Malcolm Barnwell

No. 80
- Position: Wide receiver

Personal information
- Born: June 28, 1958 (age 68) Charleston, South Carolina, U.S.
- Listed height: 5 ft 11 in (1.80 m)
- Listed weight: 184 lb (83 kg)

Career information
- College: Virginia Union
- NFL draft: 1980: 7th round, 173rd overall pick

Career history
- Oakland/Los Angeles Raiders (1981–1984); New Orleans Saints (1985); Washington Redskins (1985);

Awards and highlights
- 2× Super Bowl champion (XV, XVIII);

Career NFL statistics
- Receptions: 115
- Receiving yards: 1,969
- Receiving touchdowns: 4
- Stats at Pro Football Reference

= Malcolm Barnwell =

American football player (born 1958)

Malcolm Barnwell (born June 28, 1958) is an American former professional football player who was a wide receiver for five seasons in the National Football League (NFL) for the Washington Redskins, the New Orleans Saints and the Oakland / Los Angeles Raiders. Barnwell was traded by the Raiders to the Redskins on August 26, 1985, in exchange for the Redskins' second-round pick in the 1986 NFL draft.
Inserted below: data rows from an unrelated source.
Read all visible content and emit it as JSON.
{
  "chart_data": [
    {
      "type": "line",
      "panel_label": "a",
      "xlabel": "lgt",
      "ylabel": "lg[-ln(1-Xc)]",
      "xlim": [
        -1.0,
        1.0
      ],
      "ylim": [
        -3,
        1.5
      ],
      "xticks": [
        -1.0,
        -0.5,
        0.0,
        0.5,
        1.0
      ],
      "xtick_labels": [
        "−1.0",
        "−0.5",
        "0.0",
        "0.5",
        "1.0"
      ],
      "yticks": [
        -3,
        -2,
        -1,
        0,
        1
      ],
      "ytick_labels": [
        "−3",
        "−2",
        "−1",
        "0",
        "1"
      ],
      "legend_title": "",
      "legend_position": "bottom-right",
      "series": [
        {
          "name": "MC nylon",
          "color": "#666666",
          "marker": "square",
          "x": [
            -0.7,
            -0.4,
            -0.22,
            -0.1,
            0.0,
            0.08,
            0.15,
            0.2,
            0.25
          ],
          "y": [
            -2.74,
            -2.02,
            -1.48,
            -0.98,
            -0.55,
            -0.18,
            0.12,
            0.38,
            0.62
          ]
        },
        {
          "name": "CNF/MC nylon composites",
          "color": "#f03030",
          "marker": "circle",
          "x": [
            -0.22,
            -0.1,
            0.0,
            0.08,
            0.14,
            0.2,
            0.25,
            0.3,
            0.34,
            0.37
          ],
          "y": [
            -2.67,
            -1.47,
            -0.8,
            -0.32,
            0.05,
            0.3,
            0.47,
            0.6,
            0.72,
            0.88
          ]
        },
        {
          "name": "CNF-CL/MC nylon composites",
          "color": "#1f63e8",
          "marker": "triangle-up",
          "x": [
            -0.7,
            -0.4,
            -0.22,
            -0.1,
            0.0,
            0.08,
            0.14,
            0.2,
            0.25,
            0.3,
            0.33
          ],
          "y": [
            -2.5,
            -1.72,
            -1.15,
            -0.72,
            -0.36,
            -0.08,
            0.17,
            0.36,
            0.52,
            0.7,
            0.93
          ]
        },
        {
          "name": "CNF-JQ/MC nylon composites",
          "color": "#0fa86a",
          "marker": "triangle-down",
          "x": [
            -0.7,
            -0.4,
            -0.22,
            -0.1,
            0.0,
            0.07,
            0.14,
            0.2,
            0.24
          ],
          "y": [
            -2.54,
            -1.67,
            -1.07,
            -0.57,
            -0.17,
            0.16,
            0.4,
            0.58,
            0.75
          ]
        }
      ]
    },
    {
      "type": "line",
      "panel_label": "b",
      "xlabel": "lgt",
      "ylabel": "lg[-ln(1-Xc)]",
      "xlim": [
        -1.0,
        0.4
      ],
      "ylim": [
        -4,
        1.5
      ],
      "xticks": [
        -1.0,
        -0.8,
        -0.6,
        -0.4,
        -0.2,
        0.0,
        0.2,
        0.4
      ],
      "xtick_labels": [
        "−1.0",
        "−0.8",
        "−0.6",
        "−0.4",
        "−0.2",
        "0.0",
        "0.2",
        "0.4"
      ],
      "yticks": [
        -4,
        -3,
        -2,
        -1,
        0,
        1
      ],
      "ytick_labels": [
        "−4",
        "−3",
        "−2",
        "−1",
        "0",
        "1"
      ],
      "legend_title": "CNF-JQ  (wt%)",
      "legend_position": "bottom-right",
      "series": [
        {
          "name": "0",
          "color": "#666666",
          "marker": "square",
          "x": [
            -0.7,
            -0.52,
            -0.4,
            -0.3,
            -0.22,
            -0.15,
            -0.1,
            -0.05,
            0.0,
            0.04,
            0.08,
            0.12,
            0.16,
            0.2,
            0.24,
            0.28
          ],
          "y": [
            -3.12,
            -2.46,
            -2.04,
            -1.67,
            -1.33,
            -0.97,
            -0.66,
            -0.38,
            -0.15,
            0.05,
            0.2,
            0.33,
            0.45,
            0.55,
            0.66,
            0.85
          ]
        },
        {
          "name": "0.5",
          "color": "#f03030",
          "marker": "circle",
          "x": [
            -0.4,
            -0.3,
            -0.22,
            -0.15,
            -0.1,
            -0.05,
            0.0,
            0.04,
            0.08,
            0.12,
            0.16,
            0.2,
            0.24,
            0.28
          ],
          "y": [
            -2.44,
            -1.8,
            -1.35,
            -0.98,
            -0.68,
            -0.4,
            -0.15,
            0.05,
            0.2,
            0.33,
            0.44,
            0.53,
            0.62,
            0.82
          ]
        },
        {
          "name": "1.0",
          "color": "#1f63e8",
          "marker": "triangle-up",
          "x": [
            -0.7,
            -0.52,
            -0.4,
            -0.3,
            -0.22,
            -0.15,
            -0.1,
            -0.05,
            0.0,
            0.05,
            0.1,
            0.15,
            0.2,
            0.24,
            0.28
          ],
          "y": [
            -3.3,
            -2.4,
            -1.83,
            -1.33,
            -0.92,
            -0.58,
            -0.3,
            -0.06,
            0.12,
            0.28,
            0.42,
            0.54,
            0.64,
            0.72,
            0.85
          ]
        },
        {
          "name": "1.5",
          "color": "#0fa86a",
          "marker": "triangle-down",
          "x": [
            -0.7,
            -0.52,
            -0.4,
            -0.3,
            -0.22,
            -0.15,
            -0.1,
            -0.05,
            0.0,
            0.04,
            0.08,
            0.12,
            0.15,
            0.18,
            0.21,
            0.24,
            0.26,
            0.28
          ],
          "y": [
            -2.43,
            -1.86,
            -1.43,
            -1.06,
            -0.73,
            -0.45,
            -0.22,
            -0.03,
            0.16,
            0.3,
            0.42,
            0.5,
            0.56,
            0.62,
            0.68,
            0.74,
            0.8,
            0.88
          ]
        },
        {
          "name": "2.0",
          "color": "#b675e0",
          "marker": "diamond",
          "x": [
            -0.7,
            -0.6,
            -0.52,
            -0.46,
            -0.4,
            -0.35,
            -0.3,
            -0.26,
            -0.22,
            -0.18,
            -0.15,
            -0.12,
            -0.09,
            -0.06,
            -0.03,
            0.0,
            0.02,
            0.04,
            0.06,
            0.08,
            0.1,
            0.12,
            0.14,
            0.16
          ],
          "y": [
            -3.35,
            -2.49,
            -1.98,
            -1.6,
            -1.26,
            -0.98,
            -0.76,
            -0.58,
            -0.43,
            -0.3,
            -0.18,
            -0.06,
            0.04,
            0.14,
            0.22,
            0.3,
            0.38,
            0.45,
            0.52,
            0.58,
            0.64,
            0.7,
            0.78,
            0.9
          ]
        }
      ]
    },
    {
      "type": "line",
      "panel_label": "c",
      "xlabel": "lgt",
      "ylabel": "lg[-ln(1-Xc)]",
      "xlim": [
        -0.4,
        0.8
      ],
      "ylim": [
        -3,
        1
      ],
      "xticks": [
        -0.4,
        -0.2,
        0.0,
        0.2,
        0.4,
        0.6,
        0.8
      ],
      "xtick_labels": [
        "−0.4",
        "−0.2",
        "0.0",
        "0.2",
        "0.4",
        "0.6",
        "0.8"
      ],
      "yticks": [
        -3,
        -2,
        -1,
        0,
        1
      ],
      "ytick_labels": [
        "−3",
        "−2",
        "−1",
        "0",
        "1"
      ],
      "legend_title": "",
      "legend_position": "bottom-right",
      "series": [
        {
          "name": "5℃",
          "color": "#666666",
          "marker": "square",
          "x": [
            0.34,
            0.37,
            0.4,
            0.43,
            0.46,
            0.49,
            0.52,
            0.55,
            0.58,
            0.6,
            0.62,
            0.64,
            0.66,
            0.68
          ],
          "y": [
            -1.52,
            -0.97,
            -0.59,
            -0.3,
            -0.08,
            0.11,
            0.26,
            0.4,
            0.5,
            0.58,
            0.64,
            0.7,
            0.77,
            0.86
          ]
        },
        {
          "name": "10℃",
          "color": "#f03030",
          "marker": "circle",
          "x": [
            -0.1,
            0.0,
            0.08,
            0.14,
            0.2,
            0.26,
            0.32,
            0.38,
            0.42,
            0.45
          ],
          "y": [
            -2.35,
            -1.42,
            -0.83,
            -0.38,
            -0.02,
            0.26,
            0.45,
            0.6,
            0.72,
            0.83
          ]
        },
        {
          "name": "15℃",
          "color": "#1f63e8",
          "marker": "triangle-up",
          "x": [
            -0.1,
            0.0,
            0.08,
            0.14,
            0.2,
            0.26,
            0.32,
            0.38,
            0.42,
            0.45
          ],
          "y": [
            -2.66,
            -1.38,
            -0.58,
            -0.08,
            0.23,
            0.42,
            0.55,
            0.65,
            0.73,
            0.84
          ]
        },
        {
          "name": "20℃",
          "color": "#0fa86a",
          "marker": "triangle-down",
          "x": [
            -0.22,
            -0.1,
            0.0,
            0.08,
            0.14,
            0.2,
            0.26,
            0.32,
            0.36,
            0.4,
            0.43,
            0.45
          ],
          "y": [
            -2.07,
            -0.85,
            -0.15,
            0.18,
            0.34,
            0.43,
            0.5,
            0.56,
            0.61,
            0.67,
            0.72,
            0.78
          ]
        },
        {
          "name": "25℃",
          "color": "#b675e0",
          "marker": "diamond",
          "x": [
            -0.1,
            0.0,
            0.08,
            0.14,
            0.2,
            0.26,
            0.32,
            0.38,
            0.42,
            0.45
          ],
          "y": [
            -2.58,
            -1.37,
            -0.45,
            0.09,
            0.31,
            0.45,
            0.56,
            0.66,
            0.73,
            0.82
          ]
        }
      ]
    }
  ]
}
His best season was 1984, when he totaled 45 receptions for 851 yards, an 18.9 avg. and two touchdowns, all career highs.

In 2019, Barnwell was interviewed for the Raiders official team website, where he talked about being scouted while playing for Virginia Union, a historically black college and being scouted by Raiders legend Willie Brown.

==Legal troubles==

In June 1986, Barnwell, who had been traded by the Raiders to Washington Redskins after the 1984 season, was arrested and charged with cocaine possession. Barnwell had been a free agent at this point after being released by the New Orleans Saints in December 1985. A warrant on an unrelated matter had already been issued for Barnwell when he was found in a hotel room with $400 worth of cocaine.